Bell Let’s Talk is a great way to raise the profile of mental health across Canada. It encourages people to reach out to one another, using courageous celebrities talking openly about their own experience with mental illness. In so doing, it normalizes mental health, and reduces stigma.
This is important because many people who suffer from mental illness and addiction do not seek help, even though there is ample evidence that they can benefit greatly when they do take that first step.
At CAMH, in 2010, we had a similar initiative in downtown Toronto. In subways and TTC bus shelters, we put up posters encouraging people to seek help if they were suffering from a mental illness. One of the central goals of that campaign was to let people who were suffering know that CAMH is a place they can go for help. To evaluate whether this awareness campaign was working, we tracked the number of visits to the CAMH emergency department. We found an immediate and sustained increase in emergency department visits to CAMH that lasted for the duration of the campaign (as well as a spike in visits to some other nearby downtown hospitals). This shows that mental health awareness campaigns like this and Bell Let’s Talk have the potential to convince people to stop suffering in silence and seek help, which is fantastic.
But how accessible is our mental health system today once people decide to seek help? How good are we at turning talk into action?
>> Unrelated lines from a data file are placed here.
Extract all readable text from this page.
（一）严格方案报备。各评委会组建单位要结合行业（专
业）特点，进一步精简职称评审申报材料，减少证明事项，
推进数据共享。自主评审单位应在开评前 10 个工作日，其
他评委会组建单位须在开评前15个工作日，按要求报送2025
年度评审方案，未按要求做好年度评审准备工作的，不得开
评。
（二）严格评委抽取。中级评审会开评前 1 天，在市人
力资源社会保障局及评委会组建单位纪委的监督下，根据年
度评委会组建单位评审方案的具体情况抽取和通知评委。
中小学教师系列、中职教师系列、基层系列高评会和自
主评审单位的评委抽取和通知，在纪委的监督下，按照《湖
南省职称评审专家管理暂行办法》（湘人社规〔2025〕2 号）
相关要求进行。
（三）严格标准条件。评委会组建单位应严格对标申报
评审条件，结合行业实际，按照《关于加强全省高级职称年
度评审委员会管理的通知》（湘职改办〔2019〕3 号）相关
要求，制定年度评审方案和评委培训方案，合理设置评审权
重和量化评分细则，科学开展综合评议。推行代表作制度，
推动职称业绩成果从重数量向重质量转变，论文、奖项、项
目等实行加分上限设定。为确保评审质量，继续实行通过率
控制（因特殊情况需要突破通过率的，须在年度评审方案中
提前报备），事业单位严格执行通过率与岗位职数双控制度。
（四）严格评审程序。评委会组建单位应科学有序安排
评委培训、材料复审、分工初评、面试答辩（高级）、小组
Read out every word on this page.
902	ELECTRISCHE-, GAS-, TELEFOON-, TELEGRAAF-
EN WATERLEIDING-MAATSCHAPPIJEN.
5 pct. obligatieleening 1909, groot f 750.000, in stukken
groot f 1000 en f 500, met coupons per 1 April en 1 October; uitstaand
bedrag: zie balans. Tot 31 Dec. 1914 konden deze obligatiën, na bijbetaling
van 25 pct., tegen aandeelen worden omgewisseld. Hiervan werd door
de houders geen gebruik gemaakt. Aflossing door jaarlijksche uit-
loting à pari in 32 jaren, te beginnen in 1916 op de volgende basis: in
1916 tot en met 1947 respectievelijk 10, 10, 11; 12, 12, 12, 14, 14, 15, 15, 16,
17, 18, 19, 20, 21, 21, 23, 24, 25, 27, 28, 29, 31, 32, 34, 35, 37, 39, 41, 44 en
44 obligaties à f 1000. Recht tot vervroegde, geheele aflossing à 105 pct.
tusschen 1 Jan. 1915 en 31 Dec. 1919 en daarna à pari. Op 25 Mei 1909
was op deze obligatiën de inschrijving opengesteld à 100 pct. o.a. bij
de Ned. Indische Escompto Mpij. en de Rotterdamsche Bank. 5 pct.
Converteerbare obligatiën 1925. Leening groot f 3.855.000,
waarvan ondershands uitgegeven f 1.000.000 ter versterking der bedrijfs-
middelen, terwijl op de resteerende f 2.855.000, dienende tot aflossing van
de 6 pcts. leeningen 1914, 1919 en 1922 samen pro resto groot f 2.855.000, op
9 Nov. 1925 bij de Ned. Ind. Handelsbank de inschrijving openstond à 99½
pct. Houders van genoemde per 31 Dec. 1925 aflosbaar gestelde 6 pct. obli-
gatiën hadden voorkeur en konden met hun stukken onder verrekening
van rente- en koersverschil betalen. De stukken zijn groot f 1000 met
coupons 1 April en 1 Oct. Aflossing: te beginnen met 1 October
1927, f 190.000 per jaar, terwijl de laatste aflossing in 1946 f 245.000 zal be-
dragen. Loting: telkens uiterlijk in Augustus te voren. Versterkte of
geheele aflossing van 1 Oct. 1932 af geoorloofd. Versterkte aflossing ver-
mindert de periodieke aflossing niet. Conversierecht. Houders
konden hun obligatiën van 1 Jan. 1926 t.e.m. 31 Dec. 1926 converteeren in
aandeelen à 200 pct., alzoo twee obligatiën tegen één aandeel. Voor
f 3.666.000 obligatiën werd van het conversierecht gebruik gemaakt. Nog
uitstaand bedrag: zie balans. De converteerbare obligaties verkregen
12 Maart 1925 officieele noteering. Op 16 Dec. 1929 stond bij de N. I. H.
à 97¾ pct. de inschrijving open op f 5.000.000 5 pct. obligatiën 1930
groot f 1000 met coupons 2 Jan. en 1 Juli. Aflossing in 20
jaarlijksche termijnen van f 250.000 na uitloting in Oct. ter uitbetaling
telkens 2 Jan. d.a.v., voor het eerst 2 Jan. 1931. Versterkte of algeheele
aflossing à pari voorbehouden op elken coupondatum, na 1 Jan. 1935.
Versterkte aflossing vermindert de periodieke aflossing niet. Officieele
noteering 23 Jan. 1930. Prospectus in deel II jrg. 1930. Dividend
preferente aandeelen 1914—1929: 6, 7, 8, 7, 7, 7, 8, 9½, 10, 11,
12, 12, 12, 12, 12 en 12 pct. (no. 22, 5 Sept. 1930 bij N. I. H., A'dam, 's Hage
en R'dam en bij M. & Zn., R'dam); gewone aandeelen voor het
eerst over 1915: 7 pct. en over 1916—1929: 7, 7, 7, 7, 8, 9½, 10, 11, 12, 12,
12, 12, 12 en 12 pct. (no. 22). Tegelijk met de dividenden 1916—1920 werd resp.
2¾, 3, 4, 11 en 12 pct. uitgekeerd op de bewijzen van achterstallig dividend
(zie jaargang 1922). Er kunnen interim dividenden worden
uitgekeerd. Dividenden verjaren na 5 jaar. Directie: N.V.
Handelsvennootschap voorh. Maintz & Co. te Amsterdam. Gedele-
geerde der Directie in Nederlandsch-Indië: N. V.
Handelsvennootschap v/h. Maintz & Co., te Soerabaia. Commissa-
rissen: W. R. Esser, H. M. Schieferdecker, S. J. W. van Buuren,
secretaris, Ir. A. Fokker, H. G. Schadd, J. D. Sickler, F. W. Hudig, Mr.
We know that even among patients who are hospitalized for mental illness, only one in ten will see a psychiatrist within a week after they are discharged. We know that the rate of mental health-related emergency department visits by children and youth are increasing dramatically. We also know that the current roster of Ontario psychiatrists is in short supply in many regions throughout the province and many older psychiatrists are nearing retirement. All this points to a mental health system that is not accessible enough for those who need help.
And it will only get worse without substantial changes.
What do those changes look like? Primary care is the place where most people go with mental health problems. We need to do a better job integrating mental health supports into primary care, so that mental health care is immediately accessible where people are most likely to seek it. This kind of integration would mean that our current roster of psychiatrists could provide care to more patients because they would be working closely with primary care physicians and, in so doing, provide indirect care to many more patients than they can see on a one-on-one basis in an office setting.
Delivering mental health care remotely via videoconferencing is another way we can bring improved access, especially in more rural areas where the shortage of psychiatrists is more acute and will only get worse as older psychiatrists retire and the younger ones do not take their place.
For the millions of Canadians who will step forward and talk about mental health today, let’s start innovating and implementing these and other solutions right now. Let’s tell the one in five Canadians dealing with mental illness right now… “we hear you, and we’re here for you.”